O novo normal

Que lições retirámos destes dois meses de paragem? Parámos mesmo? Refletimos? Mudámos alguma coisa ou vamos voltar às nossas vidas, tantas vezes sem rumo nem sentido?

Estamos a chegar ao fim de um ciclo, um ciclo que nunca nos havia passado pela cabeça poder ser possível. Todos nós pensámos um dia como seria o “fim do mundo”, não propriamente a extinção, mas a grande crise que nos obrigaria a mudar de vida. E estou em crer que esse momento chegou, não por um qualquer karma divino, não por uma determinação bíblica, mas porque a Humanidade atingiu um ponto de saturação que não poderia continuar sem nos levar à degenerescência.

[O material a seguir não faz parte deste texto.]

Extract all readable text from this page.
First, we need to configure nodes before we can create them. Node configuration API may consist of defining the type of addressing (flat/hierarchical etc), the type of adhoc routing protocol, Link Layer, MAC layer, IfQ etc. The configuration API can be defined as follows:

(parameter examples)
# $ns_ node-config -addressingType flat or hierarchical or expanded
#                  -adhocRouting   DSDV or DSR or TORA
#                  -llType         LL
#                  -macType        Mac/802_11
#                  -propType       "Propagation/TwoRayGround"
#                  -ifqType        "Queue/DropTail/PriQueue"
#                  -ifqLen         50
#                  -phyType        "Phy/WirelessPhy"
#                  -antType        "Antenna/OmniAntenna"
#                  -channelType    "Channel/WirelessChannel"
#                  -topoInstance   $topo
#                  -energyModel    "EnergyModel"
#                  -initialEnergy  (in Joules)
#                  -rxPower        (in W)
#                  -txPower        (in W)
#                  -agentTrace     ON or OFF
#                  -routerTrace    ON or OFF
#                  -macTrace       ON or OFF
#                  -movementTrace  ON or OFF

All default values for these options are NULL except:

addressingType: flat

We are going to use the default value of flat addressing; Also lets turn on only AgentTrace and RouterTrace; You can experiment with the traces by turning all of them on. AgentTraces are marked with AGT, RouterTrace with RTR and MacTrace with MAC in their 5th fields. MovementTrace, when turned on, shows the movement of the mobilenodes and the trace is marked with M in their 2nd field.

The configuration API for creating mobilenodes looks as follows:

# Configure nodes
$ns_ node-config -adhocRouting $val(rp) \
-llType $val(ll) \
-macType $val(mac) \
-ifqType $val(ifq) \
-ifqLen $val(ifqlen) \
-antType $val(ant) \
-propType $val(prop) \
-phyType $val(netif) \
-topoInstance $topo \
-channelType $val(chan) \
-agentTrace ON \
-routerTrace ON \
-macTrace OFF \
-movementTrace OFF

E, de repente, sem que ninguém esperasse ou previsse, o mundo parou, literalmente. Estivemos confinados a nossas casas, mudámos hábitos e rotinas, racionámos de forma voluntária, tivemos medo, deixámos de nos tocar, de nos abraçar e até de nos aproximar.

Como disse um dia Fernando Pessoa, “primeiro estranha-se, depois entranha-se”, e muitos de nós habituámo-nos a este estado de emergência.

Uns em lay-off porque a sua atividade económica ficou reduzida a zero, outros em teletrabalho, o bicho papão das relações laborais que, anos e anos a fio, fomos adiando sem justificação razoável que não o facto de sermos animais de hábitos, as aulas passaram a ensino remoto online e as famílias viram-se obrigadas a serem isso mesmo, famílias.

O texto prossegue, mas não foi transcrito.